What are the resources available to us today that improve upon the tried and true ideas like carbon taxes, emissions trading, limits and caps that add up to toxicity, easily undermined product labeling, and such? The answer to that, of course, is not easy and is a matter for the public to debate and decide. But, one thing that Smith gives short shrift that might offer more hope than he gives credit is innovative technology backed by government policies to push the economy in the direction of those technologies.
Right now, there is a burgeoning “green capitalism” movement taking shape in the United States and worldwide (including China) that has produced a conceptual framework for moving virtually all industrial sectors toward zero or regenerative waste, ecosystem function, and local attunement. It is called biomimicry and suggests looking to nature for guidance on how to make ecologically- sensitive products to enhance human life. (As an aside, the Imagined Economy Project has a report on biomimicry under review right now, so check back in about two weeks for a lot more description about what biomimicry is and what a zero-waste, ecosystem functional, and locally attuned economy means in practical terms!)

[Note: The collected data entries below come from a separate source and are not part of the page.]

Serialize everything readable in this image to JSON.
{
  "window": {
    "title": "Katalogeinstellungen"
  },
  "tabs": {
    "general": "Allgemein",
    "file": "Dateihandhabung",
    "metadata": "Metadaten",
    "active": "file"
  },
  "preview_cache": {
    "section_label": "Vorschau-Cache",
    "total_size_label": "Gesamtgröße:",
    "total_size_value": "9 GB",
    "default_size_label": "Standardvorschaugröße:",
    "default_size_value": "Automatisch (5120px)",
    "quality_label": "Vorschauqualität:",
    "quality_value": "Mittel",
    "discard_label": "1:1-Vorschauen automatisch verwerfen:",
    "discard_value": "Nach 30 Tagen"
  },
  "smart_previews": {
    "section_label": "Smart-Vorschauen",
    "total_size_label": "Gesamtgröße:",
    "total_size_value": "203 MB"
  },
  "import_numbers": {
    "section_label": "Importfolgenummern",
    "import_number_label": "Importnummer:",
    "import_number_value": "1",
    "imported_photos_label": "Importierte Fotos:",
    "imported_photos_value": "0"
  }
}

Of course, biomimicry is very new and dependent on advances in science, but certain nature-inspired products have already come to market that save on energy, eliminate the need to burn fossil fuels, put water and carbon back into the ecosystem, reduce toxicities from chemicals, and sequester carbon. At this point in time, we cannot know if biomimicry can spare enough and reduce enough in enough time to get us to the climate change and conservation targets healthful for life on the planet. However, it is an idea- an important idea- that is comprehensive and just might mean a way to start on change without having to first change everything about politics, the economy, and culture.
On this Earth Day, it would be encouraging for the U.S. government to sign the Paris Agreement but also acknowledge stopping with energy is not enough. There is a technological solution worth investing in but, if it is to work, it can only work if breakthrough technologies (such as a fully biodegradable plastic for instance) get to commercial viability. The economist Mariana Mazzucato wrote in her book The Entrepreneurial State: Debunking Public Vs. Private Sector Myths that the U.S. government has been instrumental in numerous instances of world-changing disruptive innovations like the cell phone, the Internet, and numerous pharmaceuticals. The U.S. government could lighten (if not fully resolve) the unbearable human toll on the planet by incentivizing environmentally-focused biomimicry and thinking strategically about how biomimicry could lead to creative destruction across economic sectors, not just energy.